I love technology. Not so much that I crave every new shiny object. But I do love to get new things that make my life easier or extend my reach.
While I love learning and mastering new things, I know that not everybody is like me. As a business owner, I have to be pragmatic in what technologies I introduce into our workplace. I have to respect those people who would rather keep working with something that does the job just fine than spend time learning a new way of working for what might turn out to be a marginal improvement in productivity or capability.
And that brings me to Windows 8. On one hand, I see the promise of the first major upgrade in the personal computer interface since Windows 95. On the other hand, I am concerned that the effort to learn a new user interface will far outweigh its potential benefits. So I’m going to make myself the test dummy for Windows 8 at Thornley Fallis and 76design.

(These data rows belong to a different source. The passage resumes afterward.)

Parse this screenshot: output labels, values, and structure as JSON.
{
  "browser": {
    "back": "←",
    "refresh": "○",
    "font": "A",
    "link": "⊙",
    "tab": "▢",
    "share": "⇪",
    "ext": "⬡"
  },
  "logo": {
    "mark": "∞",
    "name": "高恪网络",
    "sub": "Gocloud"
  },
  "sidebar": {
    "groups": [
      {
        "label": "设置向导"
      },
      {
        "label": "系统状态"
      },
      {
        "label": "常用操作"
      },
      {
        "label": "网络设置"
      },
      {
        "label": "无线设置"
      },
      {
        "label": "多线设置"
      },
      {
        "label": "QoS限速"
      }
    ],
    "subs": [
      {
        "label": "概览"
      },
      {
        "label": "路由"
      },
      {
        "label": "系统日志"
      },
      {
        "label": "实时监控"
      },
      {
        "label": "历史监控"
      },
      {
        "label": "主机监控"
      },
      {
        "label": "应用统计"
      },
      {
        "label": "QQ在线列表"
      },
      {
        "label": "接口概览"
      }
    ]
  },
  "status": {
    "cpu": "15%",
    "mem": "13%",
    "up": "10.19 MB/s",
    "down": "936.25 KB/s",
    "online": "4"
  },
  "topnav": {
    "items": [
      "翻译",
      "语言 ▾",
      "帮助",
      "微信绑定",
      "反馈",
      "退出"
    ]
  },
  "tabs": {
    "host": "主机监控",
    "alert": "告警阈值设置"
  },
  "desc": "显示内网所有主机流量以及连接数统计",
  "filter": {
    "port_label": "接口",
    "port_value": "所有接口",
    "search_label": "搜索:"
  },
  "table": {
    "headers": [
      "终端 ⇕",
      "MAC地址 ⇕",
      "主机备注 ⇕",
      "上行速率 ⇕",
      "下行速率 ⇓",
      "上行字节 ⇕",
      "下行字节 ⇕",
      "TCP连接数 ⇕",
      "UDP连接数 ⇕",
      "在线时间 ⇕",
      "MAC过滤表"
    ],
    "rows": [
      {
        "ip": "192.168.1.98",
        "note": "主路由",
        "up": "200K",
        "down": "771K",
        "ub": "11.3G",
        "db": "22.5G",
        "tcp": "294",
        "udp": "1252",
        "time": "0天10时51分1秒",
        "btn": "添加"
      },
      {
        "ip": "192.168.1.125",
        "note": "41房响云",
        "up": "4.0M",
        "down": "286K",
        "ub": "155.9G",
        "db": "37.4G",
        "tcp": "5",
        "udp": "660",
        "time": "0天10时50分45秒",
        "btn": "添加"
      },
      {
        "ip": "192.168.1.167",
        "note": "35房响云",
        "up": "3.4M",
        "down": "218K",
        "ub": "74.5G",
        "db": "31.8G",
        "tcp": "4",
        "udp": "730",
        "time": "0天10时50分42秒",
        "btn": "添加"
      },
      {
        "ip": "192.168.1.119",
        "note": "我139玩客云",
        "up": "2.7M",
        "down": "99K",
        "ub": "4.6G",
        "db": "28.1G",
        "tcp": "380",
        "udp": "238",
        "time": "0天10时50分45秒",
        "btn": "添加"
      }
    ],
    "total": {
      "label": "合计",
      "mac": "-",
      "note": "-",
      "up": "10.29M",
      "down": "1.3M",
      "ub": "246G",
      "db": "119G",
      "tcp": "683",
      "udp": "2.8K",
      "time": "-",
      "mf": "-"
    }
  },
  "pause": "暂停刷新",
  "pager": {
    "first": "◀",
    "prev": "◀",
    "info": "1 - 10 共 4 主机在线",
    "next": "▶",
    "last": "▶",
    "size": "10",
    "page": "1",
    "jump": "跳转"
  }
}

I’ve ordered an initial Windows 8 notebook computer to test Microsoft’s new operating system. It’s a Dell XPS 13, a truly sweet Ultra book. I’ve been using one of these systems with Windows 7 since last spring and it’s the best notebook I’ve ever owned. Thin. Light. Capable. So it’s a natural platform for my first test of Windows 8.
From what I’ve read, Windows 8 is a much different experience. It’s built so that I can navigate using gestures on a touchscreen. That works when I have the notebook sitting on my lap. But when I’m at my desk, that just doesn’t work for me. My notebook is hooked up to a larger second screen and it sits behind a wireless keyboard. A surefire recipe for back trouble if I’m constantly reaching across the keyboard to touch the screen.
I want to replicate the touchscreen gestures on my desktop, without the need to lean forward to reach my computer screen.
So, it’s goodbye traditional mouse. Hello touchpad.
In anticipation of the launch of Windows 8, I ordered one of Logitech’s brand-new T650 Touchpads. This touchpad promises to let me use all of the gestures I would use on the screen itself, but on a glass trackpad sitting on my desk beside my keyboard where the mouse traditionally would be.
It arrived this morning. And within only a few hours of use, I realized that I will never go back to a traditional mouse. Even on my current system operating Windows 7 it makes everything on the computer easier. Scrolling. Selecting text. Switching between programs. It’s all just so much more fluid using the touchpad. Even if I ultimately don’t move over the Windows 8, Microsoft has done me (and Logitech) a huge favour by prompting me to look for a modern alternative to the mouse.
What about you? Do you still use a mouse? Have you tried a touchpad? What do you think of each?